Più decoro (floreale) e meno degrado

Di tanto in tanto occorre dare anche qualche buona notizia. Altrimenti quelle cattive finiscono con l'investirci pesantemente come il camion del film "Duel". Le buone notize sono ad esempio il termoutilizzatore di Brescia, un modello ad alta tecnologia e precisione che ho visto sfrecciando in autostrada ergersi come una torre azzurra e che, mentre brucia rifiuti, eroga anche energia agli abitanti: ne ricevono tutti l'acqua calda e pure il 30% di energia elettrica. Lì intorno ci vivono e si vedono case e industrie: nessuno si lamenta e nessuno dice beh...per saperne di più sulle sue funzioni cliccare qui.

Ma una buona piccola notizia mi è giunta sotto gli occhi durante la mia consueta passeggiata all'aria aperta sulla pista ciclabile dietro casa mia. Noto un donnone grande e grosso che coltivava fiori in un campo selvatico, come fosse un giardino domestico. "Che bello", dico nel vedere tutte quelle calendule arancioni risplendere come piccoli soli, " E' suo questo prato?".
"No, mi risponde la signora. "Ma essendo vicino alla mia proprietà lo coltivo come se fosse mio, così non si formano cespugli ed erbacce, gli escursionisti che passano non ci tirano lattine e bottiglie vuote e tutta l'area intorno alla mia casa resta bella pulita".

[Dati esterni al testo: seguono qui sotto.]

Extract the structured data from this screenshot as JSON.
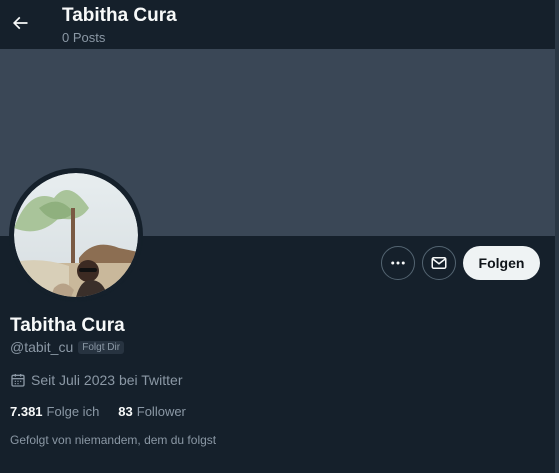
{
  "header": {
    "title": "Tabitha Cura",
    "subtitle": "0 Posts",
    "back_icon": "arrow-left-icon"
  },
  "profile": {
    "display_name": "Tabitha Cura",
    "handle": "@tabit_cu",
    "follows_you_badge": "Folgt Dir",
    "joined": "Seit Juli 2023 bei Twitter",
    "following_count": "7.381",
    "following_label": "Folge ich",
    "followers_count": "83",
    "followers_label": "Follower",
    "followed_by": "Gefolgt von niemandem, dem du folgst"
  },
  "actions": {
    "more_icon": "more-icon",
    "message_icon": "envelope-icon",
    "follow_label": "Folgen"
  },
  "colors": {
    "background": "#15202b",
    "banner": "#3a4756",
    "secondary_text": "#8b98a5",
    "follow_button_bg": "#eff3f4"
  }
}
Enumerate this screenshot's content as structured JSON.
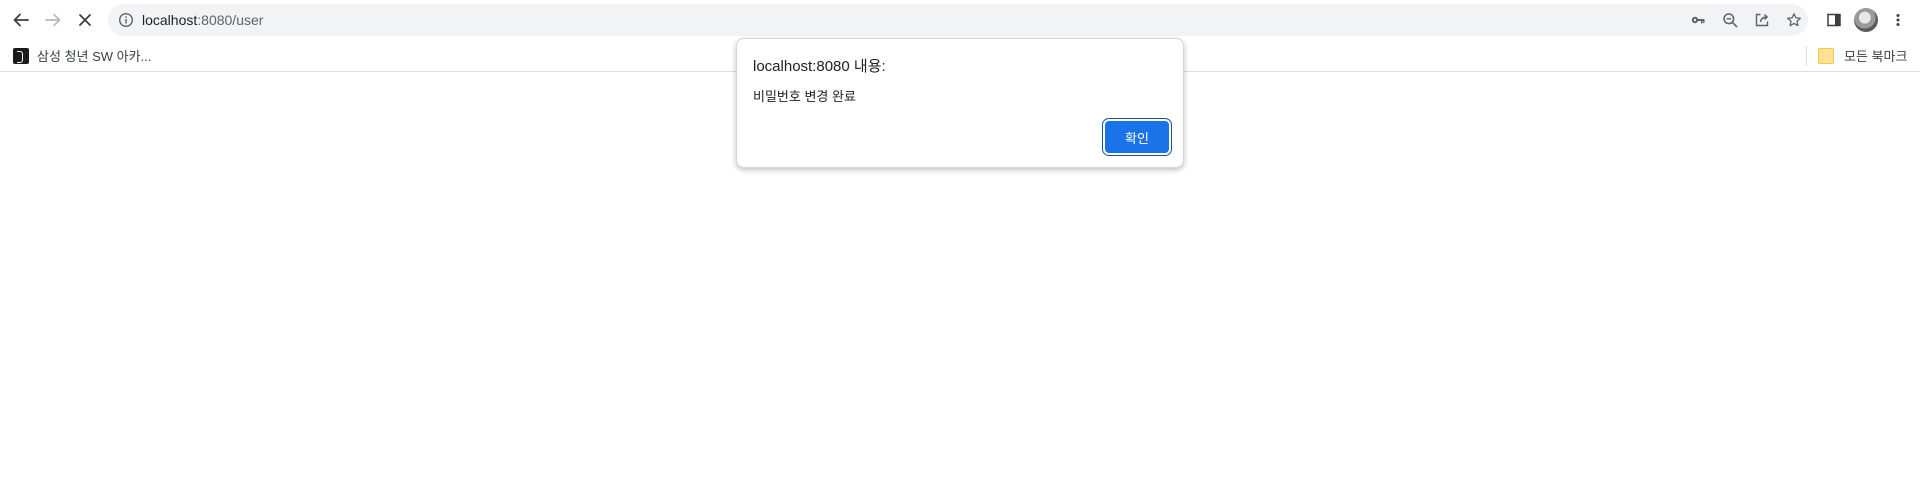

Ecco una buona idea: presidiare il territorio con...i fiori. Che non è il pacifinto "mettete dei fiori nei vostri cannoni". Ma è rendersi conto che in Italia, la terra di tutti diventa in fretta terra di nessuno e cioè, area di degrado. Se invece (per chi può) se ne coltiva un pezzetto anche dietro casa, poi resta fiorita con decoro per la gioia degli occhi di tutti quanti. Un lembo di prato non è un bosco intero, ma lascia pur sempre ben sperare. Ne è valsa la pena di farne una foto. Piccoli esempi virtuosi crescono, nonostante tutto.

25 May 2008

A far del bene agli asini si riceve dei calci

...diceva mia nonna. Versione popolare del più evangelico "non gettare le perle ai porci". Questo governo non sarà il migliore dei mondi possibili, ma non si può negare che si sia già attivato su quanto si era prefisso: in primo luogo, risolvere una volta per tutti, l'emergenza rifiuti di Napoli. Per tutta risposta, il giorno stesso della pubblicazione della Gazzetta Ufficiale dei siti preposti alla raccolta-rifiuti si è messa in moto la protesta antidiscarica E' deprimente vedere i vigili del fuoco venir presi a sassate. E ora i poliziotti a Chiaiano venir battezzati con molotov e cartelli con scritte come "assassini", pullman bruciati, cassonetti rovesciati e altre bellurie. Eccoli quelli che lamentavano "O' Stato ce lassa soli". Ora che o' stato ce sta', che o' govierno ce sta', niente di meglio che prenderlo a sassate, berciando il solito napoletanissimo chiagni e fotti. Chi capeggia la prevedibile rivolta del NIMBY (Not In My Backyard) made in Chiaiano? Infiltrazioni camorriste interessate a mantenere lo status quo, l'esercito dei trombati rifondaroli, Caruso e i disobbedianti, no-tavini e udite udite, perfino quell'avanzo di galera di Oreste Scalzone (che fa rima con Monnezzone) , ex terrorista esiliato in Francia e restituitoci al mittente. Dietro a questa brava gente, un esercito di pecoroni imbufaliti che hanno mandato il cervello all'ammasso insieme ai rifiuti. E che non si rendono conto che la loro emergenza-monnezza costa e costerà miliardi al Paese: e cioè a tutti noi. Per fortuna non tutti li seguono e ci sarà anche gente di buon senso che se ne è stata a casa, si spera.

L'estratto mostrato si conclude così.